Initialement chargée de la surveillance de la population civile, la « branche 251 », centre de détention et de torture de la Direction générale de la Sécurité et des services de renseignements syriens, voit sa mission changer en 2011. La répression des manifestants devient, en effet, la tâche principale à laquelle s’attelle son administration dont Anwar Raslan fait partie. Ainsi, dans les sous-sols de plusieurs immeubles situés au cœur de Damas, se joue le sort de milliers de prisonniers.  

 

Des interrogatoires violents sont menés entre les murs de la « branche 251 » et l’administration n’hésitent pas à torturer ou à tuer pour obtenir des informations.
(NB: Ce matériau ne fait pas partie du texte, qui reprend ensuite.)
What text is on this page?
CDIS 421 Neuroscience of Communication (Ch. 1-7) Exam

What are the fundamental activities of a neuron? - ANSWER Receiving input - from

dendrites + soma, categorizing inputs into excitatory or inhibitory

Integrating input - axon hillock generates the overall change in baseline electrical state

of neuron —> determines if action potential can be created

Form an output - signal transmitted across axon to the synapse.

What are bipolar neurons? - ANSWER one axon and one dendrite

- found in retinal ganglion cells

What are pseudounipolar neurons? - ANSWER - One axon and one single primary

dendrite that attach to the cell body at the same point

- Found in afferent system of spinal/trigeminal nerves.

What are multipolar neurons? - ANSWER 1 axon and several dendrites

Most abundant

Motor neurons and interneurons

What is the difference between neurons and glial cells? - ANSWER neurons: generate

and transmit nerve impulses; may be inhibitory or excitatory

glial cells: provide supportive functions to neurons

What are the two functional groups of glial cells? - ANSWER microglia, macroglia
Électrocutions, coups, menaces et sévices sexuels y sont légion.

 

Manifestation de l'opposition à Homs, le 3 février 2012.
 © Bo yaser, CC BY-SA 3.0 (Manifestation de l'opposition à Homs, le 3 février 2012.)

 

Un procès et un verdict historique

En 2012, Anwar Raslan est muté de la « branche 251 » à la « branche 285 » spécialisée dans les investigations. Le colonel, que l’on empêche d’enquêter sur un attentat survenu à Damas en 2012, décide alors de rejoindre sa femme et ses enfants qui s’apprêtent à quitter le pays par la Jordanie.

 

En 2014, il arrive finalement en Allemagne avec sa famille, dans la masse des réfugiés qui fuient le conflit. Son statut de colonel et les informations qu’il détient inquiètent toutefois Anwar Raslan, persuadé qu’il est suivi par ses anciens collègues des services de sécurité syriens. En février 2016, il décide de se rendre au poste de police afin de demander de l’aide aux autorités allemandes. Son témoignage éveille cependant les soupçons et une enquête est ouverte sur l’ancien agent des services de renseignements syriens.

 

Le 23 avril 2020, son procès s’ouvre finalement devant la Haute Cour régionale de Coblence, en Allemagne. Anwar Raslan est accusé de crimes contre l’humanité, d’actes de tortures et de viols.

 

Le 13 janvier 2022, Anwar Raslan est reconnu coupable de crimes contre l’humanité pour la mort de 27 personnes et la torture de 4000 autres au sein de la « branche 251 » et condamné à la réclusion criminelle à perpétuité. C’est un verdict historique car il est le premier haut responsable du régime syrien à être condamné, grâce notamment au courage de nombreuses victimes venues témoigner.